We can think about the need for safe areas to cross, whether it is a zebra crossing, a pelican crossing, a lollipop man/lady but the core is that we know that there are people to be kept safe”

This is a great way of thinking about how vulnerable individuals data may be processed within your new project.

How to embed PbD?

There are lots of ways you can implement PbD easily and with no additional cost. Cultural implementation is vital to ensure that all staff are aware of PbD and shifting mindset to ensure PbD is considered for all new projects. This is a good place to start.

Make sure that all staff take a user-centric approach to all aspects of your business. Adopt a culture of Customer first to ensure thinking about how a user is impacted by a new project and establish a baseline for privacy. Avoid weighing up privacy vs revenue, if revenue impact comes into play, then PbD will not ever succeed. Conversely, you will be thinking about risk vs reward, profit not revenue and long term gain; and in so doing, you’ll be building for the future.

To conclude

Make sure that the full lifecycle is considered and not just the initial implementation.
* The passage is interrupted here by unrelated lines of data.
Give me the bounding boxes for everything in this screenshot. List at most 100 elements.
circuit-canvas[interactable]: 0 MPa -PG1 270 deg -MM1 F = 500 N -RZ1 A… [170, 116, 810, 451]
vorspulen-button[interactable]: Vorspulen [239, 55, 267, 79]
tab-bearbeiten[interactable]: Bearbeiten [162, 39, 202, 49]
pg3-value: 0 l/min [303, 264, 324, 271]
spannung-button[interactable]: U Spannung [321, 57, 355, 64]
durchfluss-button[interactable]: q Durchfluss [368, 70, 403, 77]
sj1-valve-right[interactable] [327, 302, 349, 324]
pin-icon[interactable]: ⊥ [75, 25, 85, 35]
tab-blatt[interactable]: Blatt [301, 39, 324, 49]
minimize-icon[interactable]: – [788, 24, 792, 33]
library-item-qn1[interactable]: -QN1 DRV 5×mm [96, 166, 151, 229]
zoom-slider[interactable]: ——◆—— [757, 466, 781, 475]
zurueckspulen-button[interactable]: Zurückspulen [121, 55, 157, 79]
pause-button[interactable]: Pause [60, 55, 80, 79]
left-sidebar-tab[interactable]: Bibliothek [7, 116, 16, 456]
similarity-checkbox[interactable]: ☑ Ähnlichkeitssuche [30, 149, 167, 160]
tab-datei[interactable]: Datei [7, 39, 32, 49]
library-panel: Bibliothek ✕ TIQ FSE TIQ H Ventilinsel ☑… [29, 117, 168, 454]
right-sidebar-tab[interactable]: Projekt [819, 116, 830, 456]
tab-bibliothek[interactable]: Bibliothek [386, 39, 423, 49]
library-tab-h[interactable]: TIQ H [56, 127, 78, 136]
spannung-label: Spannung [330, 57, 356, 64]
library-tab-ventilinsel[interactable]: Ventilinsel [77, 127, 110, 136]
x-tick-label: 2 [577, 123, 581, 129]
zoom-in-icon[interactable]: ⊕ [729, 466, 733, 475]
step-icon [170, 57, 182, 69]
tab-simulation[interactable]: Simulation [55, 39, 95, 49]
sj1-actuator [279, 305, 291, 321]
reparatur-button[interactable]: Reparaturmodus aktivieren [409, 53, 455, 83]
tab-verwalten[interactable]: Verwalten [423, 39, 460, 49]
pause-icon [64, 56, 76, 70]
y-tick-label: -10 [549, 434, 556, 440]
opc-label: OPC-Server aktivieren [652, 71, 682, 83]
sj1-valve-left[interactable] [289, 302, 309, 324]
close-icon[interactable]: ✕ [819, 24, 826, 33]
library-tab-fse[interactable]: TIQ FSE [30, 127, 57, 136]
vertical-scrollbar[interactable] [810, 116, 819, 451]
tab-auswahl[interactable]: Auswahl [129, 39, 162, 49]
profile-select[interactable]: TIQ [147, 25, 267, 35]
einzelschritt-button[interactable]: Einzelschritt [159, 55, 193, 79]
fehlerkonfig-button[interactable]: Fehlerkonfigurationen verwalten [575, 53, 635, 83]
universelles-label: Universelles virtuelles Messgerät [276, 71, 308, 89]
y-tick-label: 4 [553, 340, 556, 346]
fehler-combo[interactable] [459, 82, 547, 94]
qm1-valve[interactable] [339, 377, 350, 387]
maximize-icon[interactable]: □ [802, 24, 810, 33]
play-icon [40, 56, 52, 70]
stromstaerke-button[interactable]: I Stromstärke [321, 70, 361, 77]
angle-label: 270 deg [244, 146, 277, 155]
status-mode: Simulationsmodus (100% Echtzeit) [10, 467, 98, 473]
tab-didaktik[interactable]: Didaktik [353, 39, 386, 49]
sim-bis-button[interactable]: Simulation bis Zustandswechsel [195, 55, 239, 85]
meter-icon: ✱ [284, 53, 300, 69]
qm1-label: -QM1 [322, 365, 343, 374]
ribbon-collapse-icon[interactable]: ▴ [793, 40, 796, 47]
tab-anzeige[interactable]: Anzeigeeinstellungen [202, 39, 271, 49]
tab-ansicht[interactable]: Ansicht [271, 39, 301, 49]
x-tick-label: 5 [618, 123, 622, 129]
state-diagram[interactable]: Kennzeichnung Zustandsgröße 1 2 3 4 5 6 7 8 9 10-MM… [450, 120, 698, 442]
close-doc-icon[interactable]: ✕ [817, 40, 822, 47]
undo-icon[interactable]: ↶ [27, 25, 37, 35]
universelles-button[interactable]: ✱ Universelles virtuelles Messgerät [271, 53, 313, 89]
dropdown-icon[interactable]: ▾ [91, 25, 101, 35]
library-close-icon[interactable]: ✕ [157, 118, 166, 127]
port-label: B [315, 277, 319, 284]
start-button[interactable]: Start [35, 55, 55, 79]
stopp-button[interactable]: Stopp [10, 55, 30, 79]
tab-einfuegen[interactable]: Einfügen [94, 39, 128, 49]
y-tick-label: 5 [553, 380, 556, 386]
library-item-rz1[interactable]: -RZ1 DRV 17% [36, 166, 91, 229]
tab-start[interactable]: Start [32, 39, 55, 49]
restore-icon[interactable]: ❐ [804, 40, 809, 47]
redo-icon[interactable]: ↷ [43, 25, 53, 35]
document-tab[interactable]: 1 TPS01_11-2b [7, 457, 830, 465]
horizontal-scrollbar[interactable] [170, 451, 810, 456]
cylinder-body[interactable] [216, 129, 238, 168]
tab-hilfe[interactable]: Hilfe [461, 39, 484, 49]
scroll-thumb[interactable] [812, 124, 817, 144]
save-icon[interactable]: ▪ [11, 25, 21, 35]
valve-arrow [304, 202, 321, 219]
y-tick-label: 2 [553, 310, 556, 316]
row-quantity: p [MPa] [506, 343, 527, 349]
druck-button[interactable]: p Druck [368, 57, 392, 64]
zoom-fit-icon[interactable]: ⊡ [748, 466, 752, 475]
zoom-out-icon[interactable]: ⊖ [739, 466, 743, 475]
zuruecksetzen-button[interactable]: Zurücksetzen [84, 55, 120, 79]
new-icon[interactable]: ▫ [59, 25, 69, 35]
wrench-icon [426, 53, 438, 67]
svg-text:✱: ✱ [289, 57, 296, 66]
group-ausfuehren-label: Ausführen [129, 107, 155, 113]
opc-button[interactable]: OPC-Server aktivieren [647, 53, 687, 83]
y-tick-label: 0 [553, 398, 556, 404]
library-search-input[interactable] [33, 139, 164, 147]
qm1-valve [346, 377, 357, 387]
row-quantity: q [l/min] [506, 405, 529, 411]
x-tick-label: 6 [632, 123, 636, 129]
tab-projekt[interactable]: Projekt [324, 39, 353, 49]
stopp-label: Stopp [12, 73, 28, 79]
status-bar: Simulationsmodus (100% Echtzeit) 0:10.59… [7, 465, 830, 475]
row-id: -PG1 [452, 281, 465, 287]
For example, if you plan to use a new system for five years, you must consider the following across the entire five years, not just the initial data upload:

  • How will data input be managed
  • How secure is your system? Can it be penetrated?
  • Are we compliant?
  • How can we futureproof?
  • What is the impact on your brand equity?

Two final pieces of advice:

  1. Proactively research security and get ahead of breaches by ensuring that applications are updated and that servers are tested for vulnerabilities on a regular basis.
  2. Write easy to read and accessible polices and notices for anyone whose data you process and be completely transparent at all times. If you can’t answer a fair question with a clear and honest and response then don’t do it in the first place.